Perth will lead the country for construction cost growth this year as labour shortages increasingly overtake materials costs as the main driver of inflation, consultancy Arcadis says in its latest forecast.
Building tender prices in the WA capital will rise up to 7 per cent this calendar year, more than the forecast increases of up to 5 per cent in Sydney, Brisbane and Darwin, the Amsterdam-based company says in its Australia Construction Market View, Summer 2022 report.
While energy and commodity prices – which have a direct effect on materials such as steel, timber and concrete – were influencing costs in the short term, those US dollar-denominated costs were something over which Australia had little control.
The bigger influence on pricing over the next decade – which the country could influence by smoother and more efficient immigration policies – was labour costs, Arcadis said.
“Materials cost increases have been driving the cost of construction,” said Matthew Mackey, Arcadis’ Australia Pacific executive director of cost and commercial Management.
“We think that’s going to settle down later this year. Rising labour costs are going to become the main issue.”
Perth, like Brisbane, suffered country-leading tender price inflation over 12 per cent last year, largely due to pandemic border restrictions that impeded the flow of workers and materials.
The reopening of interstate borders will ease much of this pressure, but as large-scale infrastructure projects ramp up in this country – at the same time as they do in countries such as the UK and US – Australia will be competing hard for skilled workers with the rest of the world, Mr Mackey said.
Perth is facing tender price rises of 5-7 per cent this calendar year while Brisbane is looking at 4-5 per cent growth, equal to Sydney.
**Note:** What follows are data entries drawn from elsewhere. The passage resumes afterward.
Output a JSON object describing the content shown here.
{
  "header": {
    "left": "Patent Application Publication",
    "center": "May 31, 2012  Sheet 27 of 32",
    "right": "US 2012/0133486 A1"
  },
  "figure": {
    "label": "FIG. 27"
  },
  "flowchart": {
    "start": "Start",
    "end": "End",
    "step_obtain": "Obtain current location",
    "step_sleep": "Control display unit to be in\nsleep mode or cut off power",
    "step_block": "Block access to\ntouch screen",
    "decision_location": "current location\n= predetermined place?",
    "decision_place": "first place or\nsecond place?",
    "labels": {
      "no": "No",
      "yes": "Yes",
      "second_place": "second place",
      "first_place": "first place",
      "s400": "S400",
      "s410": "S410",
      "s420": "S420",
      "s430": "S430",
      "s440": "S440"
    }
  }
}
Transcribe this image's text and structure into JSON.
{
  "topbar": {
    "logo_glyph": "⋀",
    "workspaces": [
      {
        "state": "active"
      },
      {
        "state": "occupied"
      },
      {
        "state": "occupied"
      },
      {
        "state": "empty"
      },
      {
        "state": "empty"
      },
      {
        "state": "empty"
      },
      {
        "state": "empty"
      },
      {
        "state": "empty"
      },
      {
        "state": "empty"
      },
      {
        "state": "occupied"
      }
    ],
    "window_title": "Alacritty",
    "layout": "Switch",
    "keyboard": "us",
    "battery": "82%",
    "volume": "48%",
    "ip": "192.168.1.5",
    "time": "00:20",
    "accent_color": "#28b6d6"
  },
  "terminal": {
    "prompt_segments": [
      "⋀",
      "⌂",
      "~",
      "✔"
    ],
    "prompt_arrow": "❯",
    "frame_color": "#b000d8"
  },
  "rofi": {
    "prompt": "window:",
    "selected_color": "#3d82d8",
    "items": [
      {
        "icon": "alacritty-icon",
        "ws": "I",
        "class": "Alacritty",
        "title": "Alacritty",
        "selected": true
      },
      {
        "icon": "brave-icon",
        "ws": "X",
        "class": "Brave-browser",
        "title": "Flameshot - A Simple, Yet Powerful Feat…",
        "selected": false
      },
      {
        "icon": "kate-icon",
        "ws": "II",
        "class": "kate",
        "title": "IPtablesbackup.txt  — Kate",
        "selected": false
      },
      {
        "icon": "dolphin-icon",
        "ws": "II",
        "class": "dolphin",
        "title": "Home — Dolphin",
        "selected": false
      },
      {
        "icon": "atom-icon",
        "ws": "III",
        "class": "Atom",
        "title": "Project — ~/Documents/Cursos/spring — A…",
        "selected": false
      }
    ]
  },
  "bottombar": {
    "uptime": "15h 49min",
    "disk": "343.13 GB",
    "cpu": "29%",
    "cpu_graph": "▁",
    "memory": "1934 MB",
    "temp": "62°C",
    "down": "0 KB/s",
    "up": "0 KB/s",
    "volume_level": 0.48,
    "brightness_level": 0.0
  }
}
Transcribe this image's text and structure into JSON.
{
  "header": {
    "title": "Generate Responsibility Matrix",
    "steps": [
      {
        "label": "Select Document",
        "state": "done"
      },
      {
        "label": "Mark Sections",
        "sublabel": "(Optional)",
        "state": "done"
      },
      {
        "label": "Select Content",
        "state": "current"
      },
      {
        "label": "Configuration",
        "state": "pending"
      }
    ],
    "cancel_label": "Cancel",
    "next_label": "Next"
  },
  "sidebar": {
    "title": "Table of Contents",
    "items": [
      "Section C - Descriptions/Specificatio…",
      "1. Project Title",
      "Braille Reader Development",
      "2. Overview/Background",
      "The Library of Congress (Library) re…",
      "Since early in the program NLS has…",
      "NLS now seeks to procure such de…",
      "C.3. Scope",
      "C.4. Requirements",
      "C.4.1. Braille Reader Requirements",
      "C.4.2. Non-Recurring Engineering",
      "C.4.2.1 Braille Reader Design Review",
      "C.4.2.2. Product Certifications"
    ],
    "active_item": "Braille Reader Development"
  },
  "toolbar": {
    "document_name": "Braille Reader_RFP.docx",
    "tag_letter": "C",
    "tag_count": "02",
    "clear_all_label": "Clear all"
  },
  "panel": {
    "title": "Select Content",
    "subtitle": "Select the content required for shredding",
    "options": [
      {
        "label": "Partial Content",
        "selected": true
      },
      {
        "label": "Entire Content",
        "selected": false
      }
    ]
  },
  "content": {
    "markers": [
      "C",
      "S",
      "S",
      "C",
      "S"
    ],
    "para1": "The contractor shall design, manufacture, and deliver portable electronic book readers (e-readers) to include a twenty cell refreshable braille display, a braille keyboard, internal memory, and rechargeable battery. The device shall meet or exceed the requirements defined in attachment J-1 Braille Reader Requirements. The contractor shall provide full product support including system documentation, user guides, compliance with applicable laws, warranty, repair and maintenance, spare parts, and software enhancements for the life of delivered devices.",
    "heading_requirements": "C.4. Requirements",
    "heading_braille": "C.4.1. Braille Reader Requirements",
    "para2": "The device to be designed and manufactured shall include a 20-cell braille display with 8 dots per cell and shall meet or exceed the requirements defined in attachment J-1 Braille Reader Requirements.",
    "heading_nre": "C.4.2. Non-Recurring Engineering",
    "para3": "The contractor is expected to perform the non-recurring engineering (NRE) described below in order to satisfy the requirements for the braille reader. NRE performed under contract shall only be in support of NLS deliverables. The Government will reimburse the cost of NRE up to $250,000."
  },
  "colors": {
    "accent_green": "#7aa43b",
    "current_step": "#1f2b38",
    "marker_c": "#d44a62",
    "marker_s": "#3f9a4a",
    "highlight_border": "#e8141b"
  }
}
Darwin is in for a 3-5 per cent increase, Melbourne 3-4 per cent and Adelaide and Canberra a 2-3 per cent rise.
Different dynamics are at play in the capitals of the two resource-heavy states, however. In Perth, the pick-up in activity over the past 12 months was driving up demand for services and workers and contractors were already picking and choosing jobs, he said.
Brisbane, where activity levels were not so high, was hampered by Queensland’s “very, very shallow” contractor base – which had taken a further hit from the collapse of commercial builder Condev last month, Mr Mackey said.
“When have those contractors collapse, there’s an impact on the trades as well,” he said.
“You have fewer contractors doing delivery.”
Builders are racing to get projects done before costs rise further. Rich List developer Max Beck last week told The Australian Financial Review his company opted to take on itself the construction work left undone at their Caulfield Village project in Melbourne when joint venture partner Probuild collapsed because the delays and extra costs associated with finding another builder would push the overall price much higher.
“The only way you can get them on site would be on a cost plus basis, you see, otherwise, they’d have to go away and price all the work, they’d be four weeks gone doing that,” Mr Beck said.
“And then they’d load everything up.”
Australia’s economy – more affected by global supply chains and economies in the pandemic than at any time since the GFC 20 years ago – needed to improve its ability to bring skilled workers into the country, said Mr Mackey, who is currently trying to get a visa for a person in the UK and has been told the process could take anything from two weeks to six months.